The national government is expected to make a decision on the issue late Monday or early Tuesday.
Reflecting on last week’s easing measures, which Prime Minister Chung Se-kyun admitted had taken into consideration public pressure to return to economic normality, medical professionals warned that the country had let its guard down too soon.
“It can be remembered as the day when politics ruined quarantine,” Lee Jae-kab, a professor at Hallym University Medical Center’s Division of Infectious Diseases, said in a radio interview after the government’s announcement on May 3.
But others said the time had come for the public, rather than the government, to assume responsibility.
“There is nothing the government can do if we complain that the government has been loosening the quarantine guidelines,” Hwang Seung-sik, a professor of Public Health Sciences at Seoul National University. “Until a vaccine and treatments are developed, people should take care under the guidelines the government has been wanting them to follow.”

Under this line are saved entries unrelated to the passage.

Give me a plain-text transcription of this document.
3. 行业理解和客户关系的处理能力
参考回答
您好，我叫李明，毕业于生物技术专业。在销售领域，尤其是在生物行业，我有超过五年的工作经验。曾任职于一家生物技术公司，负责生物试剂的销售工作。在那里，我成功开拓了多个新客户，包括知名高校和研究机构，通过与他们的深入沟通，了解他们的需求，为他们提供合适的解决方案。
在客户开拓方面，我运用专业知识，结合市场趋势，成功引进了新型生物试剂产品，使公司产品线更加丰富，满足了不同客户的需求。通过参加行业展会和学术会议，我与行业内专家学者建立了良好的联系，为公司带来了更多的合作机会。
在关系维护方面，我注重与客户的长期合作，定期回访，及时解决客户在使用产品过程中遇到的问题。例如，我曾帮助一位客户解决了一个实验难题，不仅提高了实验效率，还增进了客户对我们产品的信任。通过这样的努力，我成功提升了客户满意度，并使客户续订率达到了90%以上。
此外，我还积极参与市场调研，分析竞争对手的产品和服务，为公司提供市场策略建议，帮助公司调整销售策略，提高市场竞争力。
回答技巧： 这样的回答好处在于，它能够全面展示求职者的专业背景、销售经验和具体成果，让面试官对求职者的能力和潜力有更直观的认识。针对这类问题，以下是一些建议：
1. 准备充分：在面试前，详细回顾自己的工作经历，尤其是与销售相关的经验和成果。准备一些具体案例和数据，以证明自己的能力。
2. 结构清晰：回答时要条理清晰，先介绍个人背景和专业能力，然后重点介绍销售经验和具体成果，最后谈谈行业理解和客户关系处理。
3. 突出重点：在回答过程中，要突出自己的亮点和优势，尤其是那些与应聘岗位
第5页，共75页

On the anniversary of his assumption of power three years ago, President Moon Jae-in talked up the positives of his government’s widely praised containment strategy in a press briefing on Monday.
“South Korea’s disinfecting process has become the world standard and our national pride and status has risen more than ever,” he said.
However, Moon also warned Koreans to remain vigilant.
“Although we are in the stabilization stage, mass infections can occur anytime, anywhere,” he said. “It’s not over until it’s over.”